Wkład budowlany do spółdzielni czytelnik wpłacał w latach 2003 – 2005. W 2005 r. otrzymał klucze. Teraz ze spółdzielni przyszło pismo, w którym żąda ona dopłaty do wkładu, bo po zbadaniu bilansów i sprawozdań finansowych przez biegłego rewidenta okazało się, że wkład był zaniżony, nie odpowiadał kosztom inwestycji. W 2005 r. czytelnik dostał rozliczenie, z którego wynikało, że wpłacił wkład w całości. Pyta, czy spółdzielnia ma prawo żądać dopłaty.
Spółdzielnia co do zasady może wysuwać takie żądanie, jeśli wysokość wkładu została ustalona wstępnie.
Od 31 lipca 2007 r. spółdzielnie nie mogą już ustanawiać spółdzielczych własnościowych praw do lokali ani praw do miejsc postojowych. Wyjątek to przekształcenie prawa lokatorskiego na własnościowe w budynkach posadowionych na gruntach o nieuregulowanym statusie własnościowym. Oczywiście takie prawa ustanowione wcześniej istnieją i istnieć będą do momentu, gdy ich aktualni posiadacze zdecydują się na przekształcenie go w prawo odrębnej własności lokalu.
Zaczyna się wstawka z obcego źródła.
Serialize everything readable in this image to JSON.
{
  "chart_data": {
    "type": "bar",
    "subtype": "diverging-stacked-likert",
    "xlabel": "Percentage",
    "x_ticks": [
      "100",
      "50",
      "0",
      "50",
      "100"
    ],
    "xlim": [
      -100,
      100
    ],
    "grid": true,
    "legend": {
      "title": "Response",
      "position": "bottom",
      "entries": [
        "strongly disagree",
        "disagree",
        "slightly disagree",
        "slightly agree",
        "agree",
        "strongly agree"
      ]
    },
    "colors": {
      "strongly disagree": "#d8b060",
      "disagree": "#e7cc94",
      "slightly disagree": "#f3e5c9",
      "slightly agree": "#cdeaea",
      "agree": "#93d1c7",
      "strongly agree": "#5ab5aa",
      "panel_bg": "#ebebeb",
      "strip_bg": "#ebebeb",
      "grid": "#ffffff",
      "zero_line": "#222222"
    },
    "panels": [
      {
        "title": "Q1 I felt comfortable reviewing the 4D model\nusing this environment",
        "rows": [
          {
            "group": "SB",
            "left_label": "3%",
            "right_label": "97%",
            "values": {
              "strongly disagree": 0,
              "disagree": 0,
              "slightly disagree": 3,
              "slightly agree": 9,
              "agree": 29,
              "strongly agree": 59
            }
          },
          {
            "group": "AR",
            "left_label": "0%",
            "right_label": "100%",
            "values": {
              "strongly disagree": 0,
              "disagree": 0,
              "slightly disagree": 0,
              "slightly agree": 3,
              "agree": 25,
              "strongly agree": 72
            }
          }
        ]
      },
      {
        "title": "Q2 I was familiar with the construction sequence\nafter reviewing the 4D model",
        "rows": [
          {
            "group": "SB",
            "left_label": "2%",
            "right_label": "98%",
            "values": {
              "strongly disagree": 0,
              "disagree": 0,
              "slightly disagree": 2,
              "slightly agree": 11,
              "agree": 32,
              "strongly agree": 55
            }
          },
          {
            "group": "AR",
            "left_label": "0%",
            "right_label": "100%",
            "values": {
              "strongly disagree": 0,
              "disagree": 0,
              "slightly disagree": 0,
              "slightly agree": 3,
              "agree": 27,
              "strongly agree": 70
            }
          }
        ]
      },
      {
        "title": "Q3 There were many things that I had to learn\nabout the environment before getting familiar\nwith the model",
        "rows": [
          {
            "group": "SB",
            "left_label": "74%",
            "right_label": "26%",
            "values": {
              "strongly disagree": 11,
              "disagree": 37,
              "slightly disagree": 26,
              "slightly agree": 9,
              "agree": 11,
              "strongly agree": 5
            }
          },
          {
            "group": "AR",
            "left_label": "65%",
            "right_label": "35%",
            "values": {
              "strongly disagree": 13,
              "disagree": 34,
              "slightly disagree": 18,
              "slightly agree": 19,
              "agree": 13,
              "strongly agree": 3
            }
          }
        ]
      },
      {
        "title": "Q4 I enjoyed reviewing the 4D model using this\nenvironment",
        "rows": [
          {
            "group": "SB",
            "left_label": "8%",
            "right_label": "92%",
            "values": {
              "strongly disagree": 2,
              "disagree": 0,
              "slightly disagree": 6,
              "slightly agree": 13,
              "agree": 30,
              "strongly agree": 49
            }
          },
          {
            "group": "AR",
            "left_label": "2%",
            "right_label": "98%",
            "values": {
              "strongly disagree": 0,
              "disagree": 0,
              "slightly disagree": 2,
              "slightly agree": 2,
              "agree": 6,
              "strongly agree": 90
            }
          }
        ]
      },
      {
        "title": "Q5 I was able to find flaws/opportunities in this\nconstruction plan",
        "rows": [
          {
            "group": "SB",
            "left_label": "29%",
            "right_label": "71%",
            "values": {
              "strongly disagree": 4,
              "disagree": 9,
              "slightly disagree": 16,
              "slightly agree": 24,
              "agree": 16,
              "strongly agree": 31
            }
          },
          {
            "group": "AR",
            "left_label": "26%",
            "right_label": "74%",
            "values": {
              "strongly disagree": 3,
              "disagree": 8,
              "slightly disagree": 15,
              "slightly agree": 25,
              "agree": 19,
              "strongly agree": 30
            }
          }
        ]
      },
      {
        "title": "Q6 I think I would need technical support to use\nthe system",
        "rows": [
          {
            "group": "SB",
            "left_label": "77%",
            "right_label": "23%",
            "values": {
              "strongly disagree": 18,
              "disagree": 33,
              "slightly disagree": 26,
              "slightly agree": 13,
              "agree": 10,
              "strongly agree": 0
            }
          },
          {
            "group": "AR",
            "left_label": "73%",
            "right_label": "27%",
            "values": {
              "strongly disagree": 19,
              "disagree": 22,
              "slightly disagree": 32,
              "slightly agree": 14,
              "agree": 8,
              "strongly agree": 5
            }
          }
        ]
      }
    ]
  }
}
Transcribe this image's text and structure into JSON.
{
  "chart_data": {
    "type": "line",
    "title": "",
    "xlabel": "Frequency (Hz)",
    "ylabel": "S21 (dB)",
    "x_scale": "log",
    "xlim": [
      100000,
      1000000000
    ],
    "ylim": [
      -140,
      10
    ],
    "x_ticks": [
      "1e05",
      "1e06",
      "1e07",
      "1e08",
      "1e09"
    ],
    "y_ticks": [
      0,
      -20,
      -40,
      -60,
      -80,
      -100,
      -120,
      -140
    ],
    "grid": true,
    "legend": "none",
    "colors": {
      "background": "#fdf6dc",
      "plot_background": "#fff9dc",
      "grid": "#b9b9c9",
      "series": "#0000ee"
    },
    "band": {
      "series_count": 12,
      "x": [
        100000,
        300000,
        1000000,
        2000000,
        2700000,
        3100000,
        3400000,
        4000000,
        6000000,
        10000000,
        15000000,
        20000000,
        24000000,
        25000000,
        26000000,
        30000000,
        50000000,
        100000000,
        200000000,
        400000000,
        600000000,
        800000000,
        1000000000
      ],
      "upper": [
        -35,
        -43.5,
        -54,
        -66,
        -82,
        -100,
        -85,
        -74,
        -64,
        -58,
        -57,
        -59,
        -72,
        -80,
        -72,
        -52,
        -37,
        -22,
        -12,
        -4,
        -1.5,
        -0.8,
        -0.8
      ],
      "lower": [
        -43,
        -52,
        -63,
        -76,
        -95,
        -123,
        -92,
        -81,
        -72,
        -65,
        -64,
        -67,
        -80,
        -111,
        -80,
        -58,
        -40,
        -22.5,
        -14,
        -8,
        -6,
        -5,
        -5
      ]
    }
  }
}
Obowiązuje też ciągle art. 177 ustawy z 15 grudnia 2001 r. o spółdzielniach mieszkaniowych będący prawną podstawą do żądania dopłaty do wkładu budowlanego. W myśl tego przepisu, jeżeli w wyniku ostatecznego rozliczenia kosztów budowy powstała różnica pomiędzy wysokością wstępnie ustalonego wkładu budowlanego a kosztami budowy, zobowiązany do dopłaty jest członek spółdzielni lub osoba niebędąca jej członkiem, której w chwili dokonania ostatecznego rozliczenia przysługuje spółdzielcze własnościowe prawo do lokalu. W razie różnicy in minus takiej osobie przysługuje również zwrot części wkładu.